Thanks for reporting an issue. This is a bug and reproducible at my end.

When I try convert value to numeric in PG, my int value will become zero.

The FDW tries to retrieve the current field of type _BSON_TYPEDOUBLE using function BsonIterDouble() which calls mongo-c-driver API _bson_iterdouble(). This API handles only _BSON_TYPEDOUBLE but before that, while checking type compatibility (check if the given BSON type can be converted to the given PostgreSQL type) mongo_fdw allows compatibility between given NUMERIC PostgresSQL type and given _BSON_TYPEINT32 BSON type. Code snippet from function ColumnTypesCompatible():

case NUMERICOID:
if (bsonType == BSON_TYPE_INT32 || bsonType == BSON_TYPE_INT64 ||
bsonType == BSON_TYPE_DOUBLE)
compatibleTypes = true;

The function _bson_iter_double() only considers _BSON_TYPEDOUBLE type and returns zero for other types. Hence, resulting into zero for BSON type int32.

Solution: The alternate API bson_iter_as_double() can be used instead of bson_iter_double(). If field is of type _BSON_TYPEDOUBLE, this returns the double and if field is of type integer such as int32, int64, or bool, it will convert the value to a double.

Find the attached patch which implements above said solution. Please test at your side and let me if it works for you.

Resolve-type-compatibility-between-PostgreSQL-NUMERIC-and-bson-INT32.txt

mariosnic commented 3 years ago

I confirm that the patch mentioned by @vaibhavdalvi93 corrects the following scenario: Mongo collection has a field with both integers and doubles, and foreign table definition defines the column as numeric.

If however the column in the foreign table is defined as an integer, the foreign data wrapper will change all doubles to zeroes, irrespective if they have a fractional component or not.

It also does not cover the scenario where the foreign table has the column defined as text.
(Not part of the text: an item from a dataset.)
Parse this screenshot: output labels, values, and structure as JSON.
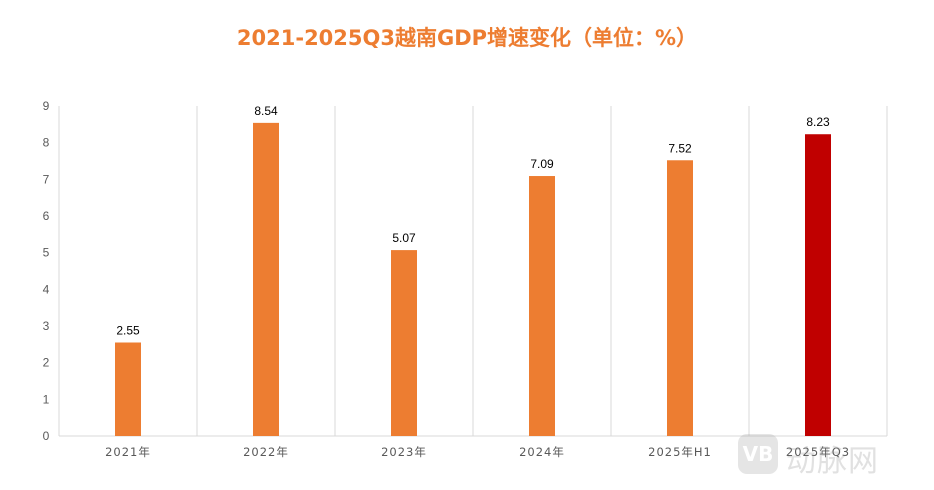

In this case everything is returned as nulls, unless the field has a value defined as string/text.

The ideal solution in this scenario would be to allow all values, whether double, integer, boolean, date or text to be returned as their textual representation and not nulls (Ideally a foreign column defined as text should always return a value, the textual representation of the contents of the field irrespective of data type).
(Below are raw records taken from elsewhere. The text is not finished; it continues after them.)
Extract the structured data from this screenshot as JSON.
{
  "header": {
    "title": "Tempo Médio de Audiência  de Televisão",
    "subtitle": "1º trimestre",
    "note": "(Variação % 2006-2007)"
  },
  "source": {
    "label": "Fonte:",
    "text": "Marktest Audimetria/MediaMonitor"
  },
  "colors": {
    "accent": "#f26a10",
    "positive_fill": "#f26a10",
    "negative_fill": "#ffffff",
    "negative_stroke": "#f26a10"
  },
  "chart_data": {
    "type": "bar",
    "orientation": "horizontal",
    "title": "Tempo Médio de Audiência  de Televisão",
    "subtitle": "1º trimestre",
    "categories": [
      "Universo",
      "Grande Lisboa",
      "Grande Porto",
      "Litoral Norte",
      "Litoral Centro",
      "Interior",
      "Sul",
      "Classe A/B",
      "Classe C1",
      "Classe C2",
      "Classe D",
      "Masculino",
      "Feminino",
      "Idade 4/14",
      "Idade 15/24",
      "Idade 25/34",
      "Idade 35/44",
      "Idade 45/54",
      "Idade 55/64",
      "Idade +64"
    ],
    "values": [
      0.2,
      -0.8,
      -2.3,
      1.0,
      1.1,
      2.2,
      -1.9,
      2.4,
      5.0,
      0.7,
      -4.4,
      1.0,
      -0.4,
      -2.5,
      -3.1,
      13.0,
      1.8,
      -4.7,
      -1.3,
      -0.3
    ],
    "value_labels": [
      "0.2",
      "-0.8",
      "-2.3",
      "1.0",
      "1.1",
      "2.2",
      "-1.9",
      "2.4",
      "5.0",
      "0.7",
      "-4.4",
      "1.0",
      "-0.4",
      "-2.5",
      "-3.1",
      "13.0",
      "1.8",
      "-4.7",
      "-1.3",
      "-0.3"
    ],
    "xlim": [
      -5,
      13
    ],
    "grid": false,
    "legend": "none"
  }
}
Type casting should work in a similar way that BI connector resolves type conflicts.

image

vaibhavdalvi93 commented 3 years ago

I confirm that the patch mentioned by @vaibhavdalvi93 corrects the following scenario: Mongo collection has a field with both integers and doubles, and foreign table definition defines the column as numeric.
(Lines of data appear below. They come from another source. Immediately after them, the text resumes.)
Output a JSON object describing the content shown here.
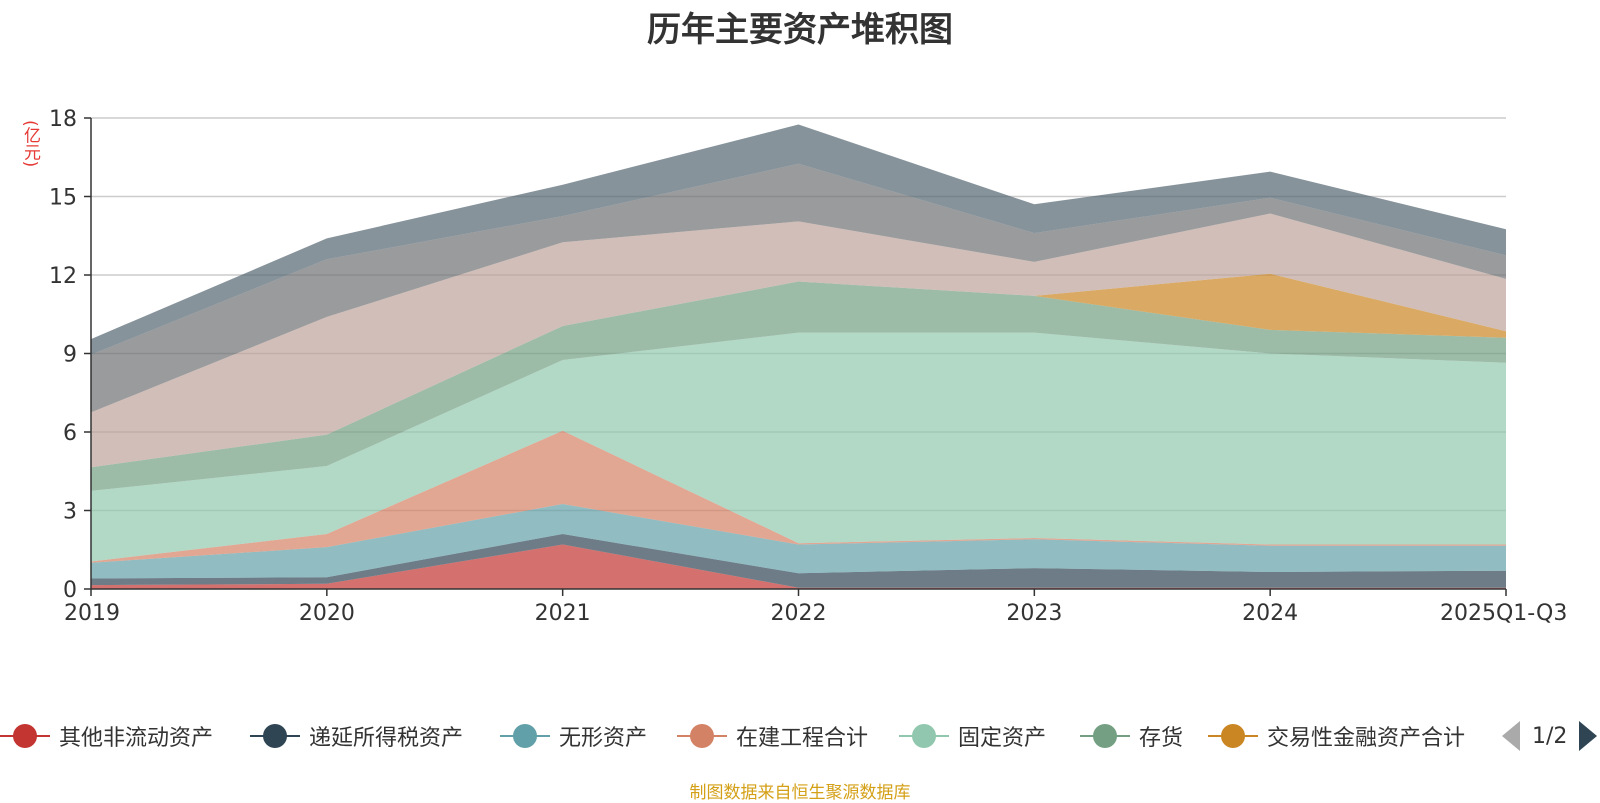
{
  "chart_data": {
    "type": "area",
    "stacked": true,
    "title": "历年主要资产堆积图",
    "ylabel": "(亿元)",
    "xlabel": "",
    "categories": [
      "2019",
      "2020",
      "2021",
      "2022",
      "2023",
      "2024",
      "2025Q1-Q3"
    ],
    "ylim": [
      0,
      18
    ],
    "yticks": [
      0,
      3,
      6,
      9,
      12,
      15,
      18
    ],
    "grid": true,
    "legend_position": "bottom",
    "series": [
      {
        "name": "其他非流动资产",
        "color": "#c23531",
        "legend": true,
        "values": [
          0.15,
          0.2,
          1.7,
          0.05,
          0.05,
          0.05,
          0.05
        ]
      },
      {
        "name": "递延所得税资产",
        "color": "#2f4554",
        "legend": true,
        "values": [
          0.25,
          0.25,
          0.4,
          0.55,
          0.75,
          0.6,
          0.65
        ]
      },
      {
        "name": "无形资产",
        "color": "#61a0a8",
        "legend": true,
        "values": [
          0.6,
          1.15,
          1.15,
          1.1,
          1.1,
          1.0,
          0.95
        ]
      },
      {
        "name": "在建工程合计",
        "color": "#d48265",
        "legend": true,
        "values": [
          0.05,
          0.5,
          2.8,
          0.05,
          0.05,
          0.05,
          0.05
        ]
      },
      {
        "name": "固定资产",
        "color": "#91c7ae",
        "legend": true,
        "values": [
          2.7,
          2.6,
          2.7,
          8.05,
          7.85,
          7.3,
          6.95
        ]
      },
      {
        "name": "存货",
        "color": "#749f83",
        "legend": true,
        "values": [
          0.9,
          1.2,
          1.3,
          1.95,
          1.4,
          0.9,
          0.95
        ]
      },
      {
        "name": "交易性金融资产合计",
        "color": "#ca8622",
        "legend": true,
        "values": [
          0.0,
          0.0,
          0.0,
          0.0,
          0.0,
          2.15,
          0.25
        ]
      },
      {
        "name": "",
        "color": "#bda29a",
        "legend": false,
        "values": [
          2.1,
          4.5,
          3.2,
          2.3,
          1.3,
          2.3,
          2.0
        ]
      },
      {
        "name": "",
        "color": "#6e7074",
        "legend": false,
        "values": [
          2.2,
          2.2,
          1.0,
          2.2,
          1.1,
          0.6,
          0.9
        ]
      },
      {
        "name": "",
        "color": "#546570",
        "legend": false,
        "values": [
          0.6,
          0.8,
          1.2,
          1.5,
          1.1,
          1.0,
          1.0
        ]
      }
    ],
    "pagination": "1/2",
    "source": "制图数据来自恒生聚源数据库"
  }
}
Thanks, @mariosnic for confirmation on it.

If however the column in the foreign table is defined as an integer, the foreign data wrapper will change all doubles to zeroes, irrespective if they have a fractional component or not.

This can be resolved by using mongo-c API bson_iter_as_int64 instead of using bson_iter_int32 and bson_iter_int64. If foreign table column is NOT int64 then it will try to convert the value to an int64. Such filed type include:

Find a revised patch that resolves the above two issues:

Resolve-type-compatibility-between-PostgreSQL-and-MongoDB-v2.txt

It also does not cover the scenario where the foreign table has the column defined as text. In this case everything is returned as nulls, unless the field has a value defined as string/text.

Thanks for the suggestion. I think this requires a more detailed study. We will try to work on this in near future.

mariosnic commented 3 years ago

@vaibhavdalvi93, Sorry for not replying sooner.

I have also tested the integer type casting modification, which does convert bool, double and int32 to integers.

So I can now confirm that both the double and and int patches are working. Only remaining point to look into is returning any underlying value as its string representation irrespective of data type whenever the foreign table column is defined as string/text.

Thanks for your support on these two patches.

vaibhavdalvi93 commented 2 years ago

Hi @rotten and @efron,

This issue is been resolved. Can you please verify from your end and can you close the ticket if it's been resolved for you.

rotten commented 2 years ago

Thanks for fixing this! Unfortunately I am no longer using MongoDB. I can't easily verify it. I'll trust that you got it!